Let us assume you have a list of types (taking int and string as an example) usable in RPC, we can combine them in a RPC type and associated RPCHandler as follows:

using RPC = std::variant<int, std::string>;
using RPCHandler = std::function<void(std::vector<RPC>)>;

You want to create a std::map<std::string, RPCHandler> dispatch so you can do (given a std::vector<RPC> args):

dispatch[command](args);

This map can be constructed as follows:

void test0();
void test2(int, std::string);

std::map<std::string, RPCHandler> dispatch = {
  { "test0", make_invoker(test0) },
  { "test2", make_invoker(test2) },
};

where make_invoker returns a lambda of the correct shape. The body of this lambda passes the function pointer, argument vector, and a std::index_sequence to invoke_rpc:

template<class... Arg>
RPCHandler make_invoker(void (*f)(Arg...)) {
   return [f](std::vector<RPC> args) {
      invoke_rpc(f, args, std::index_sequence_for <Arg...>{});
   };
}

Finally, invoke_rpc uses std::get on each argument in turn to convert it into the expected type. It does this by expanding the two given template parameter packs in parallel. Intuitively, this expands to f(std::get<Arg0>(args.at(0), std::get<Arg1>(args.at(1)) with as many arguments to f as it expects (since the index sequence has the same length Args...).

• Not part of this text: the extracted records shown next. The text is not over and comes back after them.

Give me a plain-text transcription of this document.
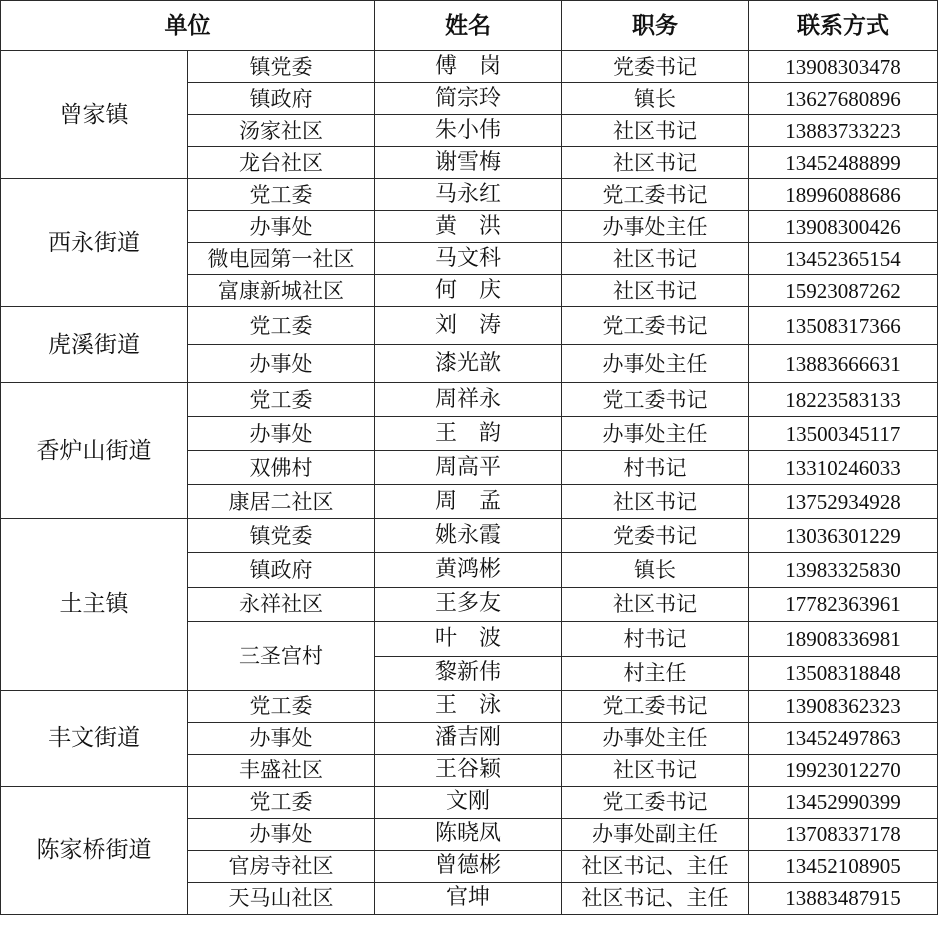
单位		姓名	职务	联系方式
曾家镇	镇党委	傅　岗	党委书记	13908303478
	镇政府	简宗玲	镇长	13627680896
	汤家社区	朱小伟	社区书记	13883733223
	龙台社区	谢雪梅	社区书记	13452488899
西永街道	党工委	马永红	党工委书记	18996088686
	办事处	黄　洪	办事处主任	13908300426
	微电园第一社区	马文科	社区书记	13452365154
	富康新城社区	何　庆	社区书记	15923087262
虎溪街道	党工委	刘　涛	党工委书记	13508317366
	办事处	漆光歆	办事处主任	13883666631
香炉山街道	党工委	周祥永	党工委书记	18223583133
	办事处	王　韵	办事处主任	13500345117
	双佛村	周高平	村书记	13310246033
	康居二社区	周　孟	社区书记	13752934928
土主镇	镇党委	姚永霞	党委书记	13036301229
	镇政府	黄鸿彬	镇长	13983325830
	永祥社区	王多友	社区书记	17782363961
	三圣宫村	叶　波	村书记	18908336981
		黎新伟	村主任	13508318848
丰文街道	党工委	王　泳	党工委书记	13908362323
	办事处	潘吉刚	办事处主任	13452497863
	丰盛社区	王谷颖	社区书记	19923012270
陈家桥街道	党工委	文刚	党工委书记	13452990399
	办事处	陈晓凤	办事处副主任	13708337178
	官房寺社区	曾德彬	社区书记、主任	13452108905
	天马山社区	官坤	社区书记、主任	13883487915
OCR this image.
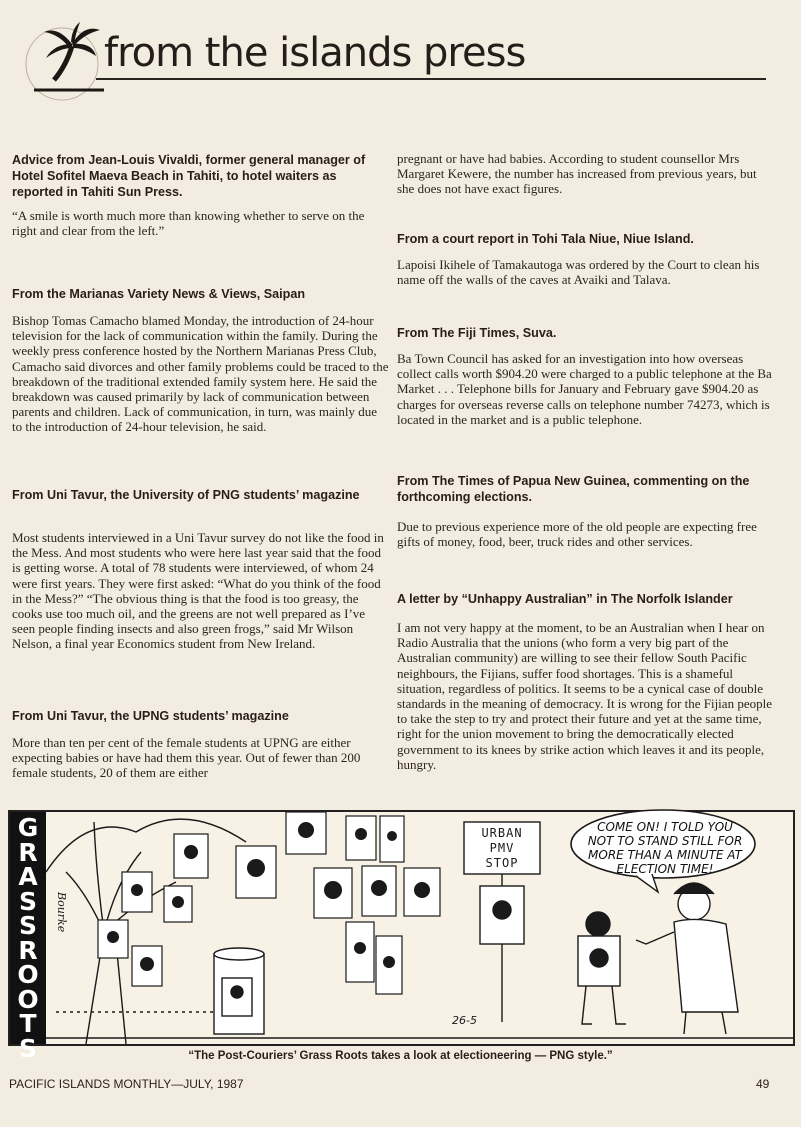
from the islands press
Advice from Jean-Louis Vivaldi, former general manager of Hotel Sofitel Maeva Beach in Tahiti, to hotel waiters as reported in Tahiti Sun Press.
“A smile is worth much more than knowing whether to serve on the right and clear from the left.”
From the Marianas Variety News & Views, Saipan
Bishop Tomas Camacho blamed Monday, the introduction of 24-hour television for the lack of communication within the family. During the weekly press conference hosted by the Northern Marianas Press Club, Camacho said divorces and other family problems could be traced to the breakdown of the traditional extended family system here. He said the breakdown was caused primarily by lack of communication between parents and children. Lack of communication, in turn, was mainly due to the introduction of 24-hour television, he said.
From Uni Tavur, the University of PNG students’ magazine
Most students interviewed in a Uni Tavur survey do not like the food in the Mess. And most students who were here last year said that the food is getting worse. A total of 78 students were interviewed, of whom 24 were first years. They were first asked: “What do you think of the food in the Mess?” “The obvious thing is that the food is too greasy, the cooks use too much oil, and the greens are not well prepared as I’ve seen people finding insects and also green frogs,” said Mr Wilson Nelson, a final year Economics student from New Ireland.
From Uni Tavur, the UPNG students’ magazine
More than ten per cent of the female students at UPNG are either expecting babies or have had them this year. Out of fewer than 200 female students, 20 of them are either
pregnant or have had babies. According to student counsellor Mrs Margaret Kewere, the number has increased from previous years, but she does not have exact figures.
From a court report in Tohi Tala Niue, Niue Island.
Lapoisi Ikihele of Tamakautoga was ordered by the Court to clean his name off the walls of the caves at Avaiki and Talava.
From The Fiji Times, Suva.
Ba Town Council has asked for an investigation into how overseas collect calls worth $904.20 were charged to a public telephone at the Ba Market . . . Telephone bills for January and February gave $904.20 as charges for overseas reverse calls on telephone number 74273, which is located in the market and is a public telephone.
From The Times of Papua New Guinea, commenting on the forthcoming elections.
Due to previous experience more of the old people are expecting free gifts of money, food, beer, truck rides and other services.
A letter by “Unhappy Australian” in The Norfolk Islander
I am not very happy at the moment, to be an Australian when I hear on Radio Australia that the unions (who form a very big part of the Australian community) are willing to see their fellow South Pacific neighbours, the Fijians, suffer food shortages. This is a shameful situation, regardless of politics. It seems to be a cynical case of double standards in the meaning of democracy. It is wrong for the Fijian people to take the step to try and protect their future and yet at the same time, right for the union movement to bring the democratically elected government to its knees by strike action which leaves it and its people, hungry.
G
R
A
S
S
R
O
O
T
S
URBAN
PMV
STOP
COME ON! I TOLD YOU NOT TO STAND STILL FOR MORE THAN A MINUTE AT ELECTION TIME!
Bourke
26-5
“The Post-Couriers’ Grass Roots takes a look at electioneering — PNG style.”
PACIFIC ISLANDS MONTHLY—JULY, 1987	49
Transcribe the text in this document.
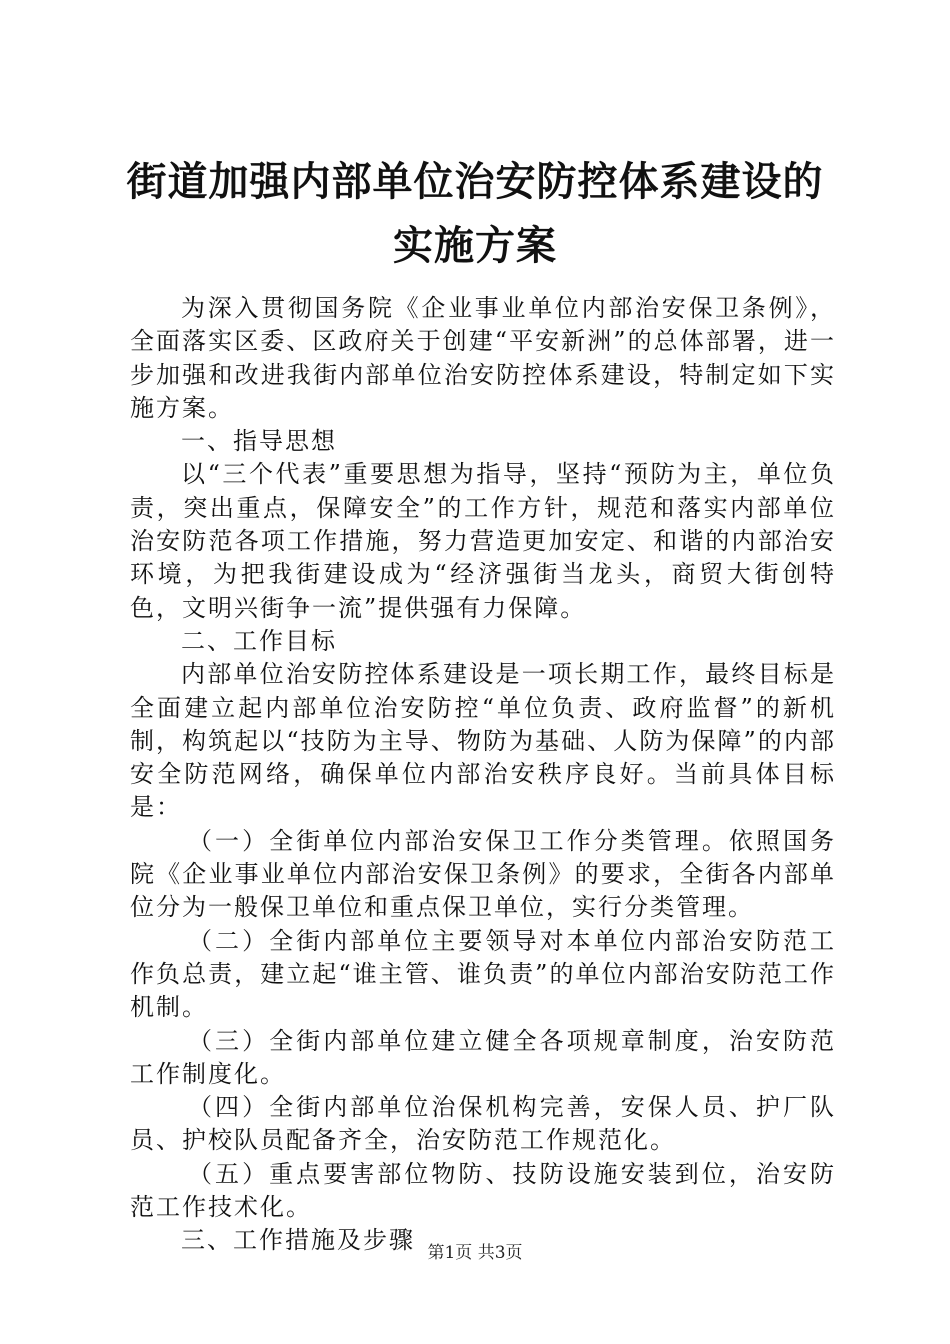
街道加强内部单位治安防控体系建设的实施方案

为深入贯彻国务院《企业事业单位内部治安保卫条例》，全面落实区委、区政府关于创建“平安新洲”的总体部署，进一步加强和改进我街内部单位治安防控体系建设，特制定如下实施方案。

一、指导思想

以“三个代表”重要思想为指导，坚持“预防为主，单位负责，突出重点，保障安全”的工作方针，规范和落实内部单位治安防范各项工作措施，努力营造更加安定、和谐的内部治安环境，为把我街建设成为“经济强街当龙头，商贸大街创特色，文明兴街争一流”提供强有力保障。

二、工作目标

内部单位治安防控体系建设是一项长期工作，最终目标是全面建立起内部单位治安防控“单位负责、政府监督”的新机制，构筑起以“技防为主导、物防为基础、人防为保障”的内部安全防范网络，确保单位内部治安秩序良好。当前具体目标是：

（一）全街单位内部治安保卫工作分类管理。依照国务院《企业事业单位内部治安保卫条例》的要求，全街各内部单位分为一般保卫单位和重点保卫单位，实行分类管理。

（二）全街内部单位主要领导对本单位内部治安防范工作负总责，建立起“谁主管、谁负责”的单位内部治安防范工作机制。

（三）全街内部单位建立健全各项规章制度，治安防范工作制度化。

（四）全街内部单位治保机构完善，安保人员、护厂队员、护校队员配备齐全，治安防范工作规范化。

（五）重点要害部位物防、技防设施安装到位，治安防范工作技术化。

三、工作措施及步骤 第1页 共3页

template<class... Arg, std::size_t... I>
void invoke_rpc(void (*f)(Arg...), std::vector<RPC> args, std::index_sequence<I...>) {
    f(std::get<Arg>(args.at(I))...);
}

If the vector is too short you get a std::out_of_range error, if there is an argument mismatch you get a std::bad_variant_access. You can improve error handling by checking the size of args before calling f, and using std::holds_alternative to see if all passed values match their proscribed type.